Former UK Foreign Secretary Boris Johnson has now reportedly delivered another blow to Downing Street, saying that the Withdrawal Agreement proposed by the government is "dead anyway."
Johnson, part of the hard-Brexit supporter faction within the ruling Conservative Party, has on numerous occasions criticised Theresa May's deal, calling for '29 March Brexit', as it was initially promised by the government.
The former Foreign Secretary is one of the Tory MPs who have been subject of leadership talks in Westminster, following the resignation of Theresa May, which she offered on 27 March. Johnson' candidacy for the PM role has been largely viewed next to such Tory officials, as Jacob Rees-Mogg, Michael Gove, Jeremy Hunt, Amber Rudd and Sajid Javid.
For Theresa May to deliver on her resignation promise, her Brexit deal would have to be passed by the Parliament — something that so far it has failed to do on two occasions.

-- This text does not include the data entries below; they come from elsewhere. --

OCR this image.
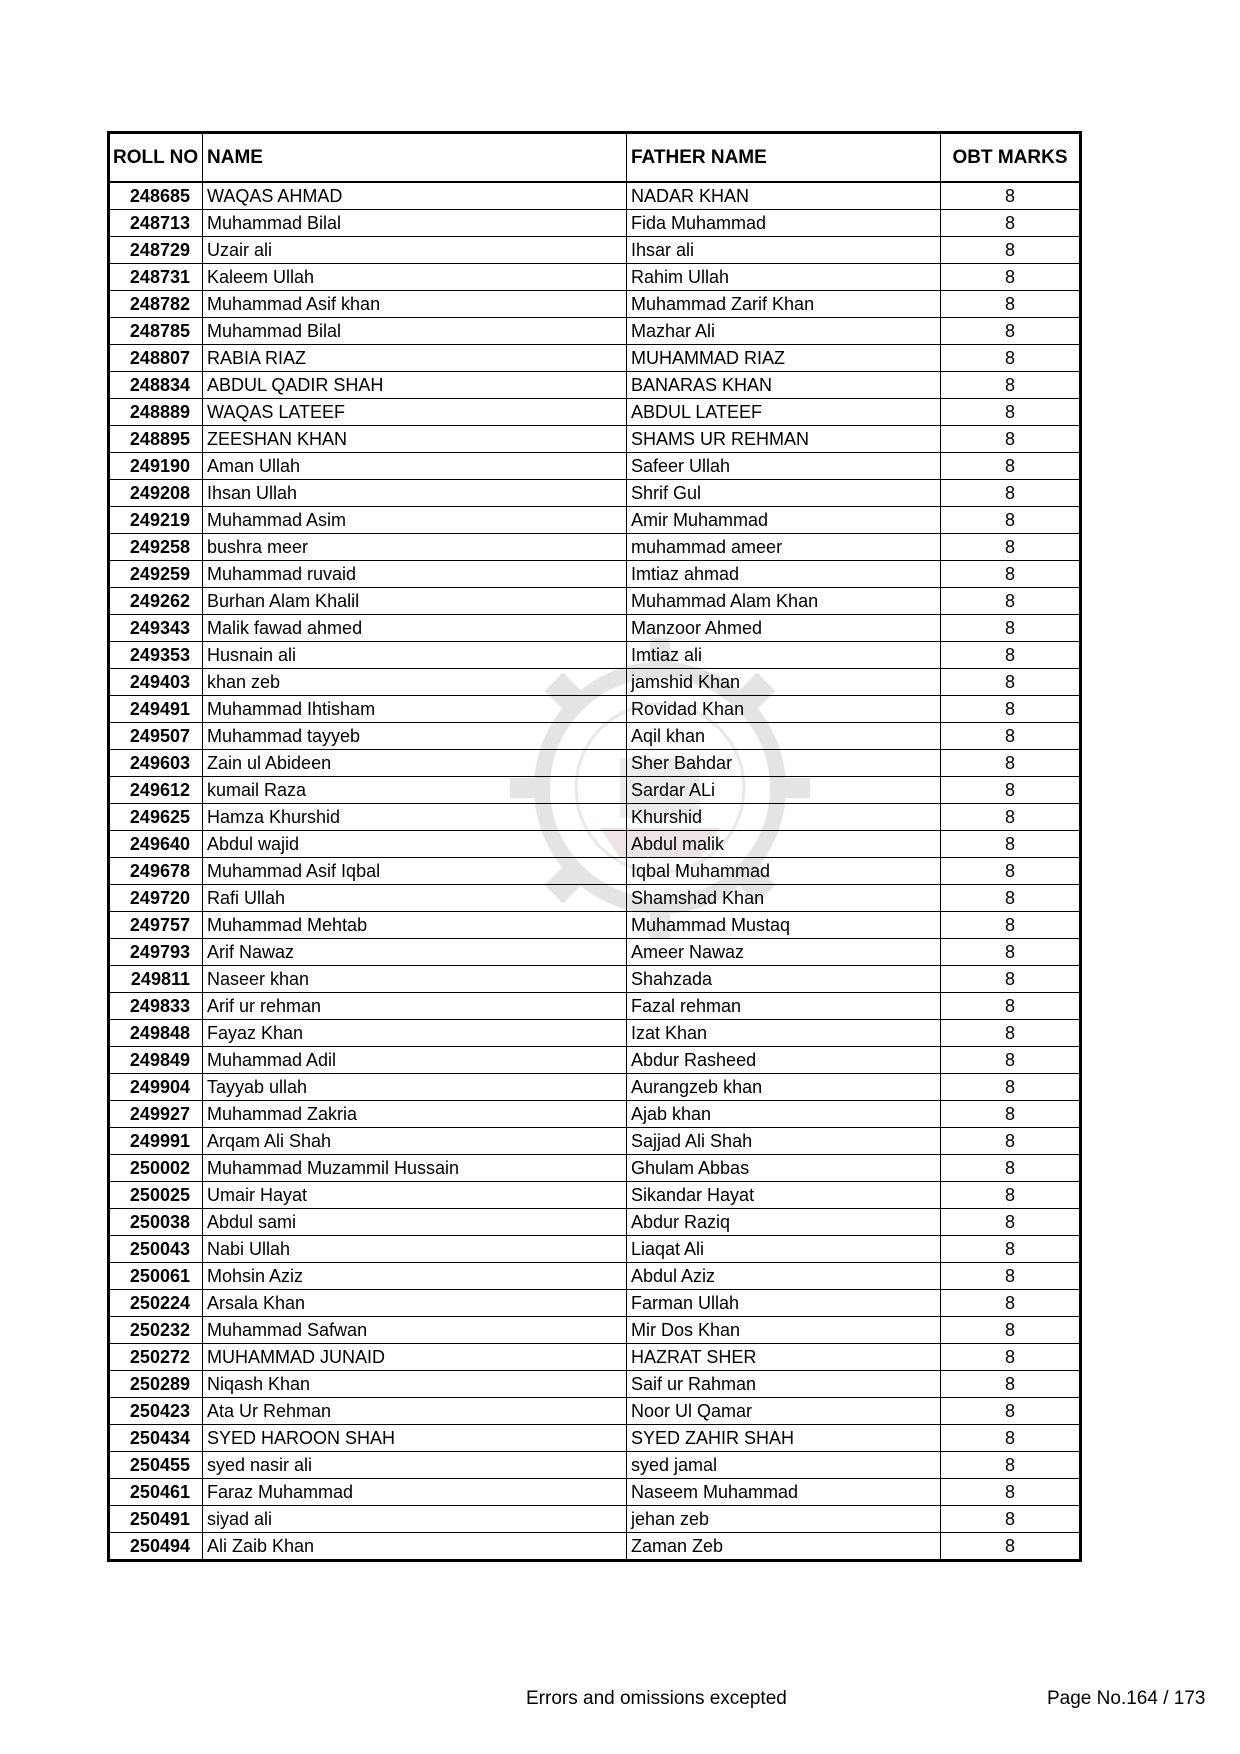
ROLL NO	NAME	FATHER NAME	OBT MARKS
248685	WAQAS AHMAD	NADAR KHAN	8
248713	Muhammad Bilal	Fida Muhammad	8
248729	Uzair ali	Ihsar ali	8
248731	Kaleem Ullah	Rahim Ullah	8
248782	Muhammad Asif khan	Muhammad Zarif Khan	8
248785	Muhammad Bilal	Mazhar Ali	8
248807	RABIA RIAZ	MUHAMMAD RIAZ	8
248834	ABDUL QADIR SHAH	BANARAS KHAN	8
248889	WAQAS LATEEF	ABDUL LATEEF	8
248895	ZEESHAN KHAN	SHAMS UR REHMAN	8
249190	Aman Ullah	Safeer Ullah	8
249208	Ihsan Ullah	Shrif Gul	8
249219	Muhammad Asim	Amir Muhammad	8
249258	bushra meer	muhammad ameer	8
249259	Muhammad ruvaid	Imtiaz ahmad	8
249262	Burhan Alam Khalil	Muhammad Alam Khan	8
249343	Malik fawad ahmed	Manzoor Ahmed	8
249353	Husnain ali	Imtiaz ali	8
249403	khan zeb	jamshid Khan	8
249491	Muhammad Ihtisham	Rovidad Khan	8
249507	Muhammad tayyeb	Aqil khan	8
249603	Zain ul Abideen	Sher Bahdar	8
249612	kumail Raza	Sardar ALi	8
249625	Hamza Khurshid	Khurshid	8
249640	Abdul wajid	Abdul malik	8
249678	Muhammad Asif Iqbal	Iqbal Muhammad	8
249720	Rafi Ullah	Shamshad Khan	8
249757	Muhammad Mehtab	Muhammad Mustaq	8
249793	Arif Nawaz	Ameer Nawaz	8
249811	Naseer khan	Shahzada	8
249833	Arif ur rehman	Fazal rehman	8
249848	Fayaz Khan	Izat Khan	8
249849	Muhammad Adil	Abdur Rasheed	8
249904	Tayyab ullah	Aurangzeb khan	8
249927	Muhammad Zakria	Ajab khan	8
249991	Arqam Ali Shah	Sajjad Ali Shah	8
250002	Muhammad Muzammil Hussain	Ghulam Abbas	8
250025	Umair Hayat	Sikandar Hayat	8
250038	Abdul sami	Abdur Raziq	8
250043	Nabi Ullah	Liaqat Ali	8
250061	Mohsin Aziz	Abdul Aziz	8
250224	Arsala Khan	Farman Ullah	8
250232	Muhammad Safwan	Mir Dos Khan	8
250272	MUHAMMAD JUNAID	HAZRAT SHER	8
250289	Niqash Khan	Saif ur Rahman	8
250423	Ata Ur Rehman	Noor Ul Qamar	8
250434	SYED HAROON SHAH	SYED ZAHIR SHAH	8
250455	syed nasir ali	syed jamal	8
250461	Faraz Muhammad	Naseem Muhammad	8
250491	siyad ali	jehan zeb	8
250494	Ali Zaib Khan	Zaman Zeb	8
Errors and omissions excepted	Page No.164 / 173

On Thursday, House of Commons Leader Andrea Leadsom told the MPs that the Parliament will hold an unscheduled sitting day to debate a Brexit motion on 29 March, but failed to clarify whether it will hold a third meaningful vote on the Brexit deal.
The business for next week will be: (2/2) pic.twitter.com/IQdgcLGKid— Leader's Office (@CommonsLeader) March 28, 2019
Leadsom also said that the first week of Easter recess for the Parliament may be cancelled, amid ongoing efforts by the government to win over Labour and DUP votes to back the Brexit deal.
Details on whether the government will hold a "meaningful vote" on 29 March are expected to emerge later on Thursday.